As Tea Party protests pop up in places like Moscow, Tel Aviv and the Hague, Americans may question whether the Tea Party platform can cross international and cultural borders. For activists outside the U.S., the answer is a resounding “yes.”
“I think the message of the American Revolution is global. The message of natural, unalienable rights, the message of opposition to tyrannical government — that’s not just well-known, that’s universal,” Boris Karpa, organizer of the Israeli Tea Party, told The Daily Caller in an e-mail. “As you know well, many countries have based their founding documents on the U.S. Declaration of Independence or other American documents.”
Although several international organizers had never even heard of the Boston Tea Party until U.S. protests brought the events of 1773 back into the spotlight, they now wear the Tea Party badge proudly as an example of American exceptionalism worth emulating.
“This [Tea Party] title is ideal for Russia,” Max Kronos, organizer of the Moscow Tea Party, told The Daily Caller in an e-mail. “This event has forever gone down in history — in Russia, such events have not happened.”
That’s not to say the Tea Party moniker has always been helpful.
“The mainstream media calls the U.S. Tea Parties a bunch of gun-loving racist rednecks,” Roy Hofkamp, organizer of the Dutch Tea Party, told The Daily Caller in an e-mail. “That image in the media was not an advantage for us, but fortunately more and more Dutch people get their news from foreign media and they knew our intentions were good.”
Those intentions — laissez-faire capitalism, low taxes and fewer regulations — cross boundaries. Each Tea Party does, though, hold particular outrage for specific policies in its individual country. For Hofkamp, the burning issue is immigration reform.
“We pay 50 percent in taxes. Our social security is so high that people refuse to get back to work and stay for years in social security. More than 30 percent of all non-Western immigrants [enter] into social security and never [get] out of it,” Hofkamp said. “So they come here for economic reasons and benefit on the surplus of the working class. We think it’s about time to stand up against that.”
Karpa said reinvigorating Israel’s stagnating business climate is one of his group’s principle planks.
“I hope that we’ll be able to bring the attention of the public and the media to the fact that high taxes and regulations are strangling this country’s economy,” Karpa said. “It takes about five days on average to set up a new business in America — in Israel it’s more than a month.”
Kronos cites, “The Federal Law on Basics of State Regulations of Trade Activities in the Russian Federation # 381-FZ,” signed by Russian president Dmitry Medvedev on Dec. 29 as his initial motivation for organizing. The law allows the government to put price ceilings on food products, and forbids retailers from opening new shops in areas where they have over 25 percent market share.
Kronos compared the Russian economy to the dystopia in Ayn Rand’s novel “Atlas Shrugged.”
“In the new conditions, to start a business from scratch is nearly impossible,” Kronos said.
So like the U.S. Tea Party protesters that inspired them, they organize to spread their message and promote their objectives.
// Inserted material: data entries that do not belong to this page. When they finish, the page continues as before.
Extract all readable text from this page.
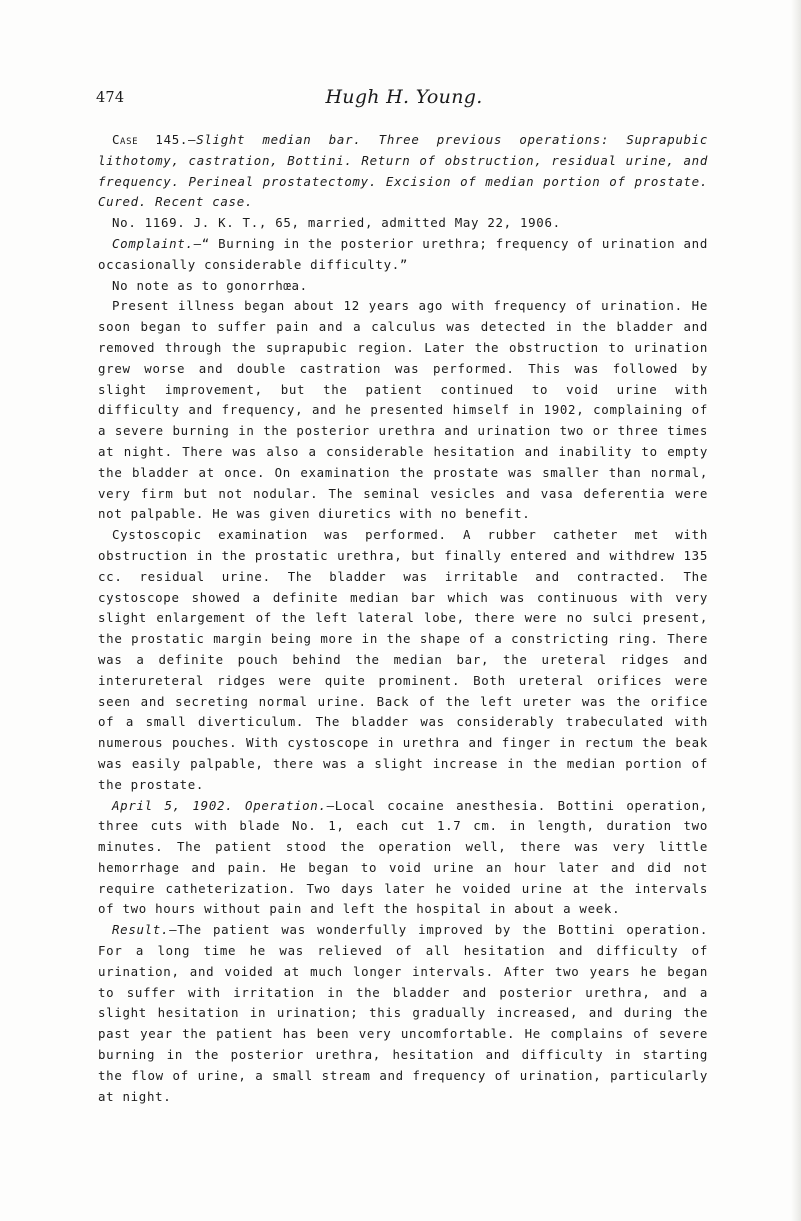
474	Hugh H. Young.

Case 145.—Slight median bar. Three previous operations: Suprapubic lithotomy, castration, Bottini. Return of obstruction, residual urine, and frequency. Perineal prostatectomy. Excision of median portion of prostate. Cured. Recent case.

No. 1169. J. K. T., 65, married, admitted May 22, 1906.

Complaint.—“ Burning in the posterior urethra; frequency of urination and occasionally considerable difficulty.”

No note as to gonorrhœa.

Present illness began about 12 years ago with frequency of urination. He soon began to suffer pain and a calculus was detected in the bladder and removed through the suprapubic region. Later the obstruction to urination grew worse and double castration was performed. This was followed by slight improvement, but the patient continued to void urine with difficulty and frequency, and he presented himself in 1902, complaining of a severe burning in the posterior urethra and urination two or three times at night. There was also a considerable hesitation and inability to empty the bladder at once. On examination the prostate was smaller than normal, very firm but not nodular. The seminal vesicles and vasa deferentia were not palpable. He was given diuretics with no benefit.

Cystoscopic examination was performed. A rubber catheter met with obstruction in the prostatic urethra, but finally entered and withdrew 135 cc. residual urine. The bladder was irritable and contracted. The cystoscope showed a definite median bar which was continuous with very slight enlargement of the left lateral lobe, there were no sulci present, the prostatic margin being more in the shape of a constricting ring. There was a definite pouch behind the median bar, the ureteral ridges and interureteral ridges were quite prominent. Both ureteral orifices were seen and secreting normal urine. Back of the left ureter was the orifice of a small diverticulum. The bladder was considerably trabeculated with numerous pouches. With cystoscope in urethra and finger in rectum the beak was easily palpable, there was a slight increase in the median portion of the prostate.

April 5, 1902. Operation.—Local cocaine anesthesia. Bottini operation, three cuts with blade No. 1, each cut 1.7 cm. in length, duration two minutes. The patient stood the operation well, there was very little hemorrhage and pain. He began to void urine an hour later and did not require catheterization. Two days later he voided urine at the intervals of two hours without pain and left the hospital in about a week.

Result.—The patient was wonderfully improved by the Bottini operation. For a long time he was relieved of all hesitation and difficulty of urination, and voided at much longer intervals. After two years he began to suffer with irritation in the bladder and posterior urethra, and a slight hesitation in urination; this gradually increased, and during the past year the patient has been very uncomfortable. He complains of severe burning in the posterior urethra, hesitation and difficulty in starting the flow of urine, a small stream and frequency of urination, particularly at night.
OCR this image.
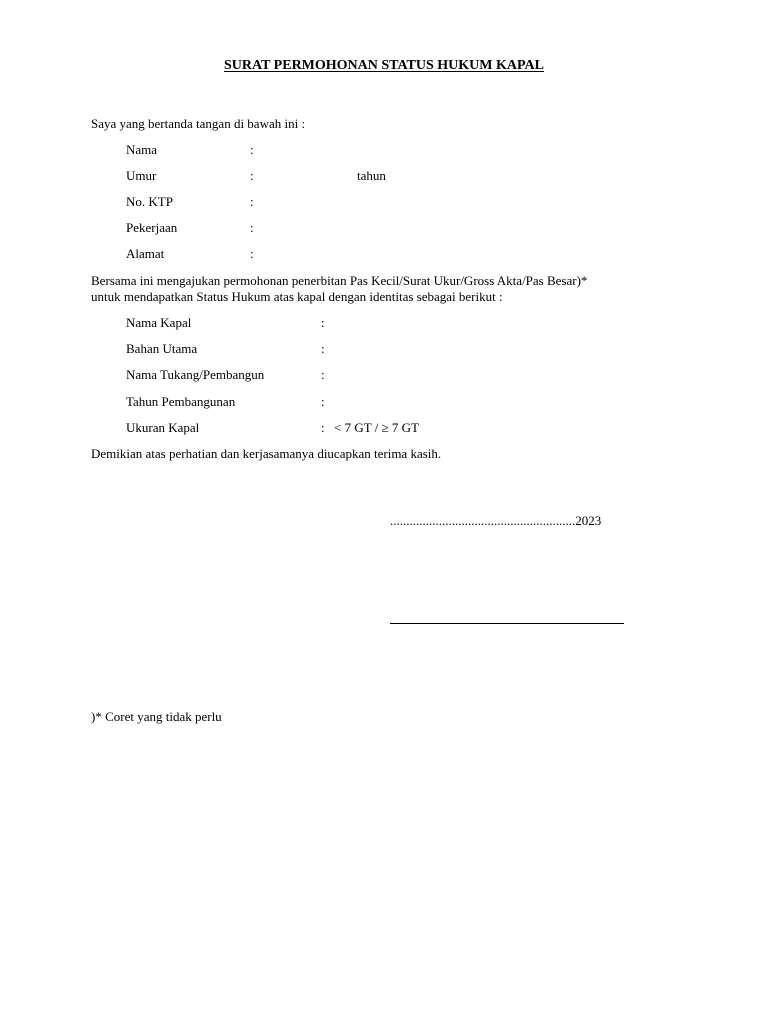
SURAT PERMOHONAN STATUS HUKUM KAPAL
Saya yang bertanda tangan di bawah ini :
Nama	:
Umur	:	tahun
No. KTP	:
Pekerjaan	:
Alamat	:
Bersama ini mengajukan permohonan penerbitan Pas Kecil/Surat Ukur/Gross Akta/Pas Besar)*
untuk mendapatkan Status Hukum atas kapal dengan identitas sebagai berikut :
Nama Kapal	:
Bahan Utama	:
Nama Tukang/Pembangun	:
Tahun Pembangunan	:
Ukuran Kapal	: < 7 GT / ≥ 7 GT
Demikian atas perhatian dan kerjasamanya diucapkan terima kasih.
.........................................................2023
)* Coret yang tidak perlu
The Moscow Tea Party gathered 250 people in three cities on April 25. The Dutch Tea Party protested with 80 people and five guest speakers in front of the Netherlands’ parliament building on May 29. And the Israeli group will hold its first rally, to celebrate “Tax Freedom Day,” on July 16 in front of Tel Aviv’s City Hall.
“We will arrive with protest signs and flags — both Israeli flags and Gadsden Flags,” Karpa said. “We’ve even arranged to have several Gadsden flags produced with ‘Don’t Tread on Me’ printed on them in Hebrew.”
As the movements grow, organizers hope they will coalesce into a transnational organization, especially in Europe, where much the political and decision-making power rests with the EU.
“More and more European parliamentarians want to introduce a European-wide tax system. We already gave up our immigration — the EU decides who gets into our country and who doesn’t,” Hofkamp said. “The Italian Tea Party and our party have good contact and we hope that more countries will follow. We are working on ideas to unite soon in Brussels, in front of the EU-parliament.”
It remains to be seen whether Tea Party groups, both international and domestic, will ultimately achieve their goal of halting, even temporarily, the leftward ratchet of growing government. But in the end, whether individual organizations rise or fall, the most profound influence of the Tea Party story isn’t about any specific issue, platform or policy — it’s about the process.
“People are re-learning that popular movements are not just the province [of] socialists and supporters of big-government policies,” Karpa said.